DİKKAT ettiniz mi, cenaze namazı kıldıran imamlar giderek despotlaşmaya başladılar. Geçenlerde gittiğim bir cenazede, imam bir medrese hocasının talebelerini azarlaması gibi okumuş cemaati azarlıyordu.
İmamlar ilkin alkışa karşı çıktılar, ardından fotoğrafları ters çevirmeye başladılar. Katı kurallara bağlı olmayan ve zaman içinde çağdaşlaşması, demokratikleşmesi gereken törenler, giderek, Suudi çöllerinin Selefi-Vehhabi baskısı altına girmeye başladı.

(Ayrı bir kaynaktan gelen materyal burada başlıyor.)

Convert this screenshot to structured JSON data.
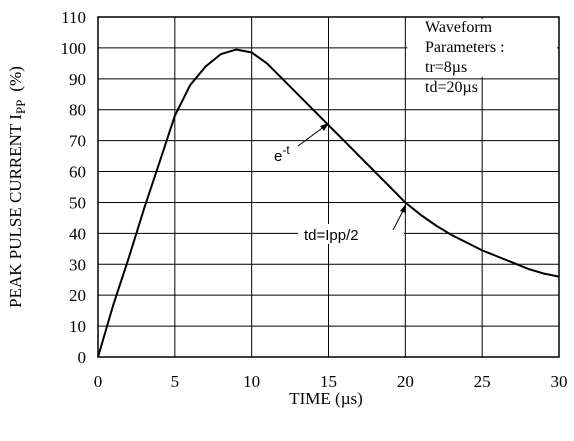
{
  "chart_data": {
    "type": "line",
    "xlabel": "TIME  (µs)",
    "ylabel": "PEAK PULSE CURRENT I",
    "ylabel_sub": "PP",
    "ylabel_unit": "(%)",
    "xlim": [
      0,
      30
    ],
    "ylim": [
      0,
      110
    ],
    "xticks": [
      "0",
      "5",
      "10",
      "15",
      "20",
      "25",
      "30"
    ],
    "yticks": [
      "0",
      "10",
      "20",
      "30",
      "40",
      "50",
      "60",
      "70",
      "80",
      "90",
      "100",
      "110"
    ],
    "grid": true,
    "series": [
      {
        "x": [
          0,
          1,
          2,
          3,
          4,
          5,
          6,
          7,
          8,
          9,
          10,
          11,
          12,
          13,
          14,
          15,
          16,
          17,
          18,
          19,
          20,
          21,
          22,
          23,
          24,
          25,
          26,
          27,
          28,
          29,
          30
        ],
        "y": [
          0,
          17,
          32,
          48,
          63,
          78,
          88,
          94,
          98,
          99.5,
          98.5,
          95,
          90,
          85,
          80,
          75,
          70,
          65,
          60,
          55,
          50,
          46,
          42.5,
          39.5,
          37,
          34.5,
          32.5,
          30.5,
          28.5,
          27,
          26
        ]
      }
    ],
    "legend_box": {
      "lines": [
        "Waveform",
        "Parameters :",
        "tr=8µs",
        "td=20µs"
      ]
    },
    "annotations": {
      "et_base": "e",
      "et_exp": "-t",
      "td": "td=Ipp/2"
    }
  }
}
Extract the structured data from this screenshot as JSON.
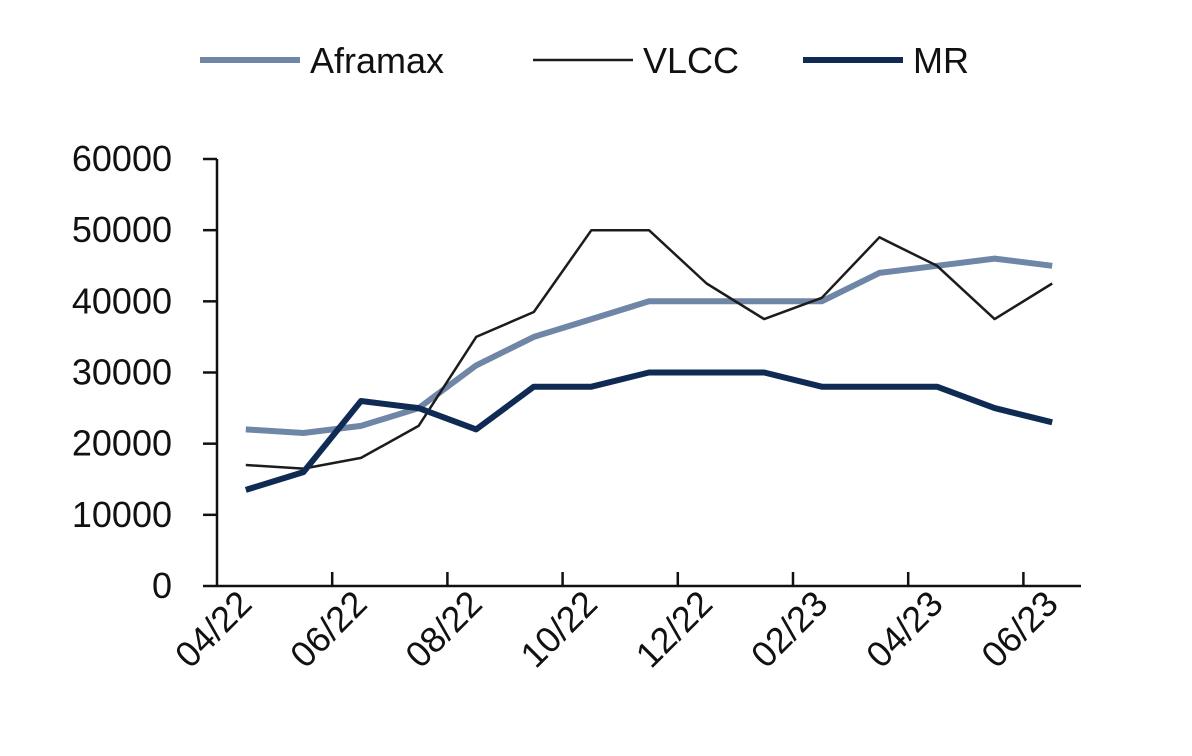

Toplumu ve bireyi bu türden baskılardan koruyamayan düzenin laik ve demokratik bir rejim olduğunu AKP bile iddia edemez.
UYGARLIĞIN MANTIĞI
Genel seçimlerin sonuçlarının parlamentoya, yerel seçim sonuçlarının belediye meclislerine yansımasının demokrasi olduğu sanılıyor. Tabii bir de il genel meclisi seçimleri de var.
Seçimi kazanan hükümet kurar, belediyeyi ve ili yönetir. Yönetir ama anayasaya, yasalara ve hukuka göre yönetir. Anayasanın, yasaların, hukukun mantığının gözünde yüzde 46 oy alan ile yüzde 2 oy alan, dahası seçime girmediği için yüzde sıfır alan hepsi birbirine eşittir.
Bunu "demokratik eşitlik" olarak tanımlamak gerekir!
GİDEREK İLKELLEŞİYOR
"Demokratik eşitlik" ilkesi sadece siyasiler, yalnızca bürokratlar değil aynı zamanda bütün halk katmanları ve bireyler tarafından özümsenip sindirilecek.
Son seçimlerden bu yana yaşanan AKP baskısı, din ve din adamı baskısı, mahalle baskısı, mikro faşizmin baskısı, dikey ve yatay irtica baskısı, demokratik eşitlik ilkesinin sindirilmediğini, özümsenmediğini, içselleştirmesi gerekenlerin bile bu ilkeden habersiz olduklarını gösteriyor. 1950 ile 2007 arasındaki uygarlık ve özgürlük farkı büyüyor. İnsan dokusu giderek ilkelleşiyor.
İrtica tehlikesi sadece İslam şeriatının iktidara gelme tehlikesiyle sınırlı değildir, fakat gündelik baskılar bu tehlikenin en somut gösterenidir.
TARİKATLAR İKTİDARI
Ermeni cemaatinin avukatı Diran Bakar, Hrant Dink’in öldürülmesinden sonra azınlıkların tedirgin olduğunu ve Türkiye’yi terk etmeye hazırlandıklarını söylüyor (Sabah, 25.12.07). Avukat Diran Bakar’a göre, Hrant Dink cinayetinin ardından Malatya’da misyonerlerin katledilmesinin ve son günlerde birbiri ardınca rahiplere yönelik saldırıların artmasının dinsel azınlıkları iyice ürküttüğünü söylüyor.
Sadece dinsel, dilsel, etnik azınlıkların değil, başta politik azınlıklar olmak üzere her türlü azınlıkların, insan hakları, özgürlükler, eşitlik ve vatandaşlık hakları bağlamında, kendilerini nasıl hissettikleri demokrasinin mihenk taşıdır.
2008 yılının ilk günü bunları düşündüğüm için kendini azınlıkta hissedenlere "Mutlu Yıl" dilemekte güçlük çekiyorum. Bunun sorumlusu, "demokratik eşitlik" düşüncesinden nasibini almamış olan tarikatlar iktidarıdır! Tarikat insanlarıdır!